Aliekber METE/ ANKARA, (DHA)- CUMHURBAŞKANI Yardımcısı Cevdet Yılmaz, yeni anayasa çalışmaları ile ilgili, 'Bizim yaklaşımımız net; yeni, sivil bir anayasayı savunuyoruz, seçim beyannamemizde, parti programımızda da var. Daha iyi bir anayasa vaadi hemen hemen tüm partilerin seçim beyannamelerinde, politika belgelerinde var. Biz de bu yönde bir mutfak çalışmasını sürdürüyoruz' dedi.
TBMM Genel Kurulu, Cumhurbaşkanlığı ve Çalışma ve Sosyal Güvenlik Bakanlığı'nın 2026 yılı bütçelerini görüşmek üzere Meclis Başkanvekili Bekir Bozdağ başkanlığında toplandı. Siyasi parti temsilcilerinin bütçe üzerine yaptığı değerlendirmelerin ardından Cumhurbaşkanı Yardımcısı, sunum yaptı. Cevdet Yılmaz, Cumhurbaşkanlığı ve bağlı kuruluşlarının devletin stratejik hedeflerine yön verdiğini, iç ve dış politikada önceliklerin belirlenmesi ile bakanlıklar arasında koordinasyonu sağladığını belirtti. Cevdet Yılmaz, 'Cumhurbaşkanlığı Hükümet Sistemi'nin sağladığı dinamizm ve hızlı karar alma kapasitesiyle bu sene mart ayında Dijital Dönüşüm Ofisini, İnsan Kaynakları Ofisini ve Finans Ofisini ilga ettik, bu 3 ofisi ortadan kaldırdık. Yatırım Ofisi ile Finans Ofisini birleştirdik, tek bir ofis haline getirdik, 'Yatırım ve Finans Ofisi' şeklinde. Diğer taraftan, İnsan Kaynakları Ofisini Personel Genel Müdürlüğümüzle entegre ettik, Dijital Dönüşüm Ofisimizi ise meclisimizden kanunu geçen Siber Güvenlik Başkanlığının bir parçası haline getirme yönünde çalışmalarımızı sürdürüyoruz. Bu örnek de gösteriyor ki Cumhurbaşkanlığı Hükümet Sistemi iyileştirilmeye, geliştirilmeye her zaman açık bir sistem. İhtiyaçlar, yeni ihtiyaçlar ortaya çıktıkça, yeni değerlendirmeler yapıldıkça dinamik bir şekilde kendini geliştiren bir yapı olduğunu ifade etmek isterim.

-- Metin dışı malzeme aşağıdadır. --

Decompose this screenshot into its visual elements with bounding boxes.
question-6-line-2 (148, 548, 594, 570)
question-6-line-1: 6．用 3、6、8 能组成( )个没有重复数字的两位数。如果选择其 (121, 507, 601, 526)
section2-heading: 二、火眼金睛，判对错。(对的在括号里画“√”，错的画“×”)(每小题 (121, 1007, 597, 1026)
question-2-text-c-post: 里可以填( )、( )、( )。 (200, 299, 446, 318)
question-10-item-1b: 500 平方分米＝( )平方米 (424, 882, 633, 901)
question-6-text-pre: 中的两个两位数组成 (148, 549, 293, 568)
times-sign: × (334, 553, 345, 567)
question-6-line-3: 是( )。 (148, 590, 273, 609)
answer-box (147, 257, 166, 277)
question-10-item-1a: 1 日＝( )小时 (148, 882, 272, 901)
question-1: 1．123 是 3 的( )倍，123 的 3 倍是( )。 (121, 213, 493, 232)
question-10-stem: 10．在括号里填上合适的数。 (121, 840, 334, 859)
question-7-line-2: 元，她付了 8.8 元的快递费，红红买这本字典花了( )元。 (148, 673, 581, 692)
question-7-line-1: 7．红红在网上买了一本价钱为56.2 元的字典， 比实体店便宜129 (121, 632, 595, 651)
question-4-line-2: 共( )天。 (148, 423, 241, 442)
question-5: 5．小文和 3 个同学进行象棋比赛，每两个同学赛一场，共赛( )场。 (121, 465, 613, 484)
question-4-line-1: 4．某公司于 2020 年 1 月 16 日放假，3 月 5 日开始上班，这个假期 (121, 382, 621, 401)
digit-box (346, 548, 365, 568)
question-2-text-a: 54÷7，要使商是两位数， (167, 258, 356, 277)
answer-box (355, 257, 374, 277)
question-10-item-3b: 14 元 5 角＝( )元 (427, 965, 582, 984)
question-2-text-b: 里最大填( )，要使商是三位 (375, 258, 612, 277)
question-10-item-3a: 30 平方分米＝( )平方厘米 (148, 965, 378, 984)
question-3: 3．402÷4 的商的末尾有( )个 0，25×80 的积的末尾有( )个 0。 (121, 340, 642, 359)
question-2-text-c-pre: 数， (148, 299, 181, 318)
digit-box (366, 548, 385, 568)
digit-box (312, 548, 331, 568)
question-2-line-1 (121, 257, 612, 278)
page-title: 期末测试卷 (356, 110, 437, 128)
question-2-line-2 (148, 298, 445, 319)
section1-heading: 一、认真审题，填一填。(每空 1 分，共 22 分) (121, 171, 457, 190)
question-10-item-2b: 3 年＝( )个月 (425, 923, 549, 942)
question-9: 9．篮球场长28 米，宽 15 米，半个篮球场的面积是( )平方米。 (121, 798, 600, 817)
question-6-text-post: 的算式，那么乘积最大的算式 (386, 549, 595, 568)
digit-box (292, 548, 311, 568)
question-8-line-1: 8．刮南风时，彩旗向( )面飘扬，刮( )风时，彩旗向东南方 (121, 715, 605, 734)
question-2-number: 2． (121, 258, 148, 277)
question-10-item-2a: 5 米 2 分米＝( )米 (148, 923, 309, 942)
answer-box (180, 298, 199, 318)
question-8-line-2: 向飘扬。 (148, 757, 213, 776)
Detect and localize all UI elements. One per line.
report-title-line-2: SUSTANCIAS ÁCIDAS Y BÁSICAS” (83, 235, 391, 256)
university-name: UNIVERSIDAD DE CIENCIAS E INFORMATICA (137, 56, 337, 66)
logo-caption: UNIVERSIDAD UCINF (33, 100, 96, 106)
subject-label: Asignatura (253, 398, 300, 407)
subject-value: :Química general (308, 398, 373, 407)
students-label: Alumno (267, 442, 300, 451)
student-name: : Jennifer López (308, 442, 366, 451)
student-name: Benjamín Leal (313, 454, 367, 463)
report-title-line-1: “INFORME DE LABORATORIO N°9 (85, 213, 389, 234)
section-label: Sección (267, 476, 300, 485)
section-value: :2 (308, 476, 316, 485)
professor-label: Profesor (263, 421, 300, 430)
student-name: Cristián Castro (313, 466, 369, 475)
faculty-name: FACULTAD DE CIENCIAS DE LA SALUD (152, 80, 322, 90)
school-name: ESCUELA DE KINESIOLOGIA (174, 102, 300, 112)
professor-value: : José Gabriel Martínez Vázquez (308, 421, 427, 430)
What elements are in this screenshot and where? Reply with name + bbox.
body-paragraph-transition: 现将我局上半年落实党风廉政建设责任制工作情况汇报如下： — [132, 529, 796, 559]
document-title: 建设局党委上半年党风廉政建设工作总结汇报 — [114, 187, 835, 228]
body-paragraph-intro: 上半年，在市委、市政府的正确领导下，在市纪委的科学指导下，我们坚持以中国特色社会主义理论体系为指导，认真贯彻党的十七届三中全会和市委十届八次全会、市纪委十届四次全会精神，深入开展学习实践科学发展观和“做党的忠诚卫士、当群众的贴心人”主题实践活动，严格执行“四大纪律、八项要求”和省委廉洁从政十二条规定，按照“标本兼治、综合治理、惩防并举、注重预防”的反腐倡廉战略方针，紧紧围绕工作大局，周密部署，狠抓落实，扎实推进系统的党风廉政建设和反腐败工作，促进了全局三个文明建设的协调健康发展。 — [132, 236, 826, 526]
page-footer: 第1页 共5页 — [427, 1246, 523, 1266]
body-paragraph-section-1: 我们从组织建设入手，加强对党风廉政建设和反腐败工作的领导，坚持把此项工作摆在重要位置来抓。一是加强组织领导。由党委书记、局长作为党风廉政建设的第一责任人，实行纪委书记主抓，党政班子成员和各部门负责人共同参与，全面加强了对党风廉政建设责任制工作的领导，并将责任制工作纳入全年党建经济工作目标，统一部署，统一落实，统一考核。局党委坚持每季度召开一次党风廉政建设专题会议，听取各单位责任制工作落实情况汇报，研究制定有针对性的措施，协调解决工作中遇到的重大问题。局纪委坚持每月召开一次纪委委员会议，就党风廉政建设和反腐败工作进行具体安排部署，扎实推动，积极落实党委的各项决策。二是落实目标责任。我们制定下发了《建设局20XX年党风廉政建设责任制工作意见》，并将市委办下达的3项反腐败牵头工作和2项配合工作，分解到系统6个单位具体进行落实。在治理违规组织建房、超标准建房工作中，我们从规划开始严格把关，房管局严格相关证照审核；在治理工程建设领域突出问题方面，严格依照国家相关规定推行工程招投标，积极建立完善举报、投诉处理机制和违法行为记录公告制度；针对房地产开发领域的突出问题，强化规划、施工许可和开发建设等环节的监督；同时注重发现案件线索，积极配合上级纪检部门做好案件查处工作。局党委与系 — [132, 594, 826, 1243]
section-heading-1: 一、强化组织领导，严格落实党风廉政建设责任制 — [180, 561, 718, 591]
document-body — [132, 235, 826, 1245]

Cumhurbaşkanlığı Hükümet Sistemi'yle ilgili çeşitli değerlendirmeler yapıldı, geçmişe göre daha az yapılıyor ama onu görüyoruz çünkü artık milletimizin çeşitli seçimlerde onayladığı, onay verdiği bir sistem olduğunu herhalde herkes artık daha fazla görüyor, kabul ediyor' ifadelerini kullandı.
'CUMHURBAŞKANLIĞI HÜKÜMET SİSTEMİ'NİN AVANTAJINI GÖRÜYORUZ'
Cumhurbaşkanlığı Hükümet Sistemi'nin uygulandığı günden bu yana jeopolitik gelişmeler, sağlık, ekonomi, deprem gibi alanlarda test edildiğini söyleyen Cevdet Yılmaz, 'Bütün bu süreçlerde Cumhurbaşkanlığı Hükûmet Sistemi'nin avantajını gördüğümüzü, yaşadığımızı rahatlıkla ifade edebilirim. Hızlı karar alan, uygulayan etkin bir sistem olarak Cumhurbaşkanlığı Hükümet Sistemi kendisini ispat etmiştir. Ancak hep altını çiziyorum; bu, daha iyileştirilemeyeceği anlamına da gelmiyor; daha da iyiye, daha gelişmiş bir yapıya doğru dönüşmeyeceği anlamına da gelmiyor. Tam aksine, tecrübelerle, yaşadığımız süreçlerle birlikte sistem iyileştirilmeye de her zaman açık bir sistem. Bir diğer husus da şu, bunun da altını çizmek isterim. İyi ki bu küresel ve bölgesel fırtınalı dönemde Cumhur İttifakı gibi güçlü bir ittifakımız var, iyi ki Recep Tayyip Erdoğan gibi güçlü, dirayetli, tecrübeli bir liderimiz var' diye konuştu.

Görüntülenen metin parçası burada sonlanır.